Traffic between Britain and the northern Pacific Coast was sufficient for the Hudson's Bay Company to employ one medium-sized sailing ship on regular voyages. At the time the development of the Nanaimo mine was being mooted this ship was the Norman Morison, built in 1846 at Moulmein, Burma and bought by the Company in 1848. She was barque rigged, 564 tons, 119.5" in length, 26.8' in width and 20'4" in depth. It was the last-mentioned which was her undoing, for when she was fully loaded her draft was too great for the shallow, muddy harbour at Fort Victoria. It proved necessary for her to put into Esquimalt harbour for part of her cargo to be off-loaded into smaller ships or transported to the Fort overland by a narrow, muddy trail through the forest to the harbour narrows at Limit Point, which had been bridged by the Company in 1848, and thence a short distance down the eastern shore of the harbour. Hence although she made three voyages from Britain, arriving in February 1851, June 1852 and August 1853, bringing with her some of Victoria's most famous pioneers, she was only moderately successful in the Company's business.

Hudson's Bay House was soon informed of the problem of draught. Additionally, the Company was considering the development of a British market for large-sized spars, which could be obtained in quantity near Fort Rupert. Norman Morison, by her type of construction, was not suited for transporting spars. The Company therefore decided to replace her, and cast around for a better design for their purpose.

They found what they sought in a highly successful line of ship which had been developed originally by Green & Sons of Blackwall, London, and hence were known as Blackwall Frigates. These had been proven to be fast, maneuverable and equally suitable for carrying passengers or cargo. In fact, one of their prime uses had been the transporting of convicts to Australia and the bringing back of the Colony's produce on their return voyages.

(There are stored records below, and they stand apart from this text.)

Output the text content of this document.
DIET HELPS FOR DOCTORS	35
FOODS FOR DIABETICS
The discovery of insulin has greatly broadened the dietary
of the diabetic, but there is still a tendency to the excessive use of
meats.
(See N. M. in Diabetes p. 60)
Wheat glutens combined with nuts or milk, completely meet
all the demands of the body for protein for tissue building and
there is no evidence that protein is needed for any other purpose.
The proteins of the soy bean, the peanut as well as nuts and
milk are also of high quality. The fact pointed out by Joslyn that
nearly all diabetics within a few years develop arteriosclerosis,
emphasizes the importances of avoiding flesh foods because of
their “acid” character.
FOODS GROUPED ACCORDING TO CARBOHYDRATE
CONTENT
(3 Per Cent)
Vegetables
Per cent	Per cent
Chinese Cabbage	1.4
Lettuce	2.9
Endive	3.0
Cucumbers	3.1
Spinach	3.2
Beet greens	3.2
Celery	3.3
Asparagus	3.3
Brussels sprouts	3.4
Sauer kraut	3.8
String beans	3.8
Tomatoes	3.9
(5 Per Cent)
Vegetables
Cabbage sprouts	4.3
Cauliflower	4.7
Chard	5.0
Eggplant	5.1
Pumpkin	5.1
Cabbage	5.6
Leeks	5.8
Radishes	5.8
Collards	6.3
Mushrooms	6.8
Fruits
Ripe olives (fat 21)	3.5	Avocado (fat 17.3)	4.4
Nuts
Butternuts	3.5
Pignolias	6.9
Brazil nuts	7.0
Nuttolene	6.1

Tenders were called for construction of a ship of this type, and in July, 1853, the tender of Messrs. Money, Wigram & Sons of Blackwall was accepted. The ship, to be called Princess Royal, was to cost £10,200. In a letter to Sir George Simpson & council of the Northern Department of Rupert's Land, dated 5th April, 1854, Hudson's Bay House explained that at present there was no guaranteed market for large spars in Britain, and some doubts of profits on the outbound cargo of a ship sent to fetch them, but ". . . With a view however of testing the market here, and of being prepared for operations on a large scale should that be deemed expedient, we have, in constructing the Princess Royal, which is to replace the Norman Morison made provision for her taking in spars of a large size, with which we intend that any room there may be over and above that required for furs shall be filled up . . ."

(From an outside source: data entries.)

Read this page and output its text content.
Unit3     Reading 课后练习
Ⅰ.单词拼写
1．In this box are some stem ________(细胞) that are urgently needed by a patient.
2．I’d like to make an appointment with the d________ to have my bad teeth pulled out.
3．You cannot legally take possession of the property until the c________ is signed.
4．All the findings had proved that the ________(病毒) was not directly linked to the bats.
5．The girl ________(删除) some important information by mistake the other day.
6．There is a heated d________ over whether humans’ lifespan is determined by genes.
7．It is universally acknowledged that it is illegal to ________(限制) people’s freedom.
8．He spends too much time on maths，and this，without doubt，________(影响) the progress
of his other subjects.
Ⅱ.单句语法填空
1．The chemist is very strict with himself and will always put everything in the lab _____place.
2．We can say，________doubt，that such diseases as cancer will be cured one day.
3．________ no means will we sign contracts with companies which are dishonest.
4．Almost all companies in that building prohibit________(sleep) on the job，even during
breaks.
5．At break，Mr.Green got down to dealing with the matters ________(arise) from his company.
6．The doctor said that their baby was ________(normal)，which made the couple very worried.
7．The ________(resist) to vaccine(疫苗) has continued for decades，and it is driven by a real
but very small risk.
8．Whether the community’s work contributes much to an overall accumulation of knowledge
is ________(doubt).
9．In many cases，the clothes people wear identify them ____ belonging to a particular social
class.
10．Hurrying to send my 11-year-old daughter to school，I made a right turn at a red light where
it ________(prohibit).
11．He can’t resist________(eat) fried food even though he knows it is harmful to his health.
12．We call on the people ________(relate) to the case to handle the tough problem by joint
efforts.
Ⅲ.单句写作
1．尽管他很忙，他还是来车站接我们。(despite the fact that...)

The Princess Royal was larger than the Norman Morison, being 613 tons, 145.0' in length, 29.5' in width and 18.2' in depth.

The Norman Morison was sold by the Company in 1853. On 21st April, 1854, the Secretary of the Hudson's Bay Company in London, W.G. Smith, wrote to inform Chief Factor Douglas that the Princess Royal was to sail in May. Although there were still to be delays, arrangements for the voyage were taking their final form.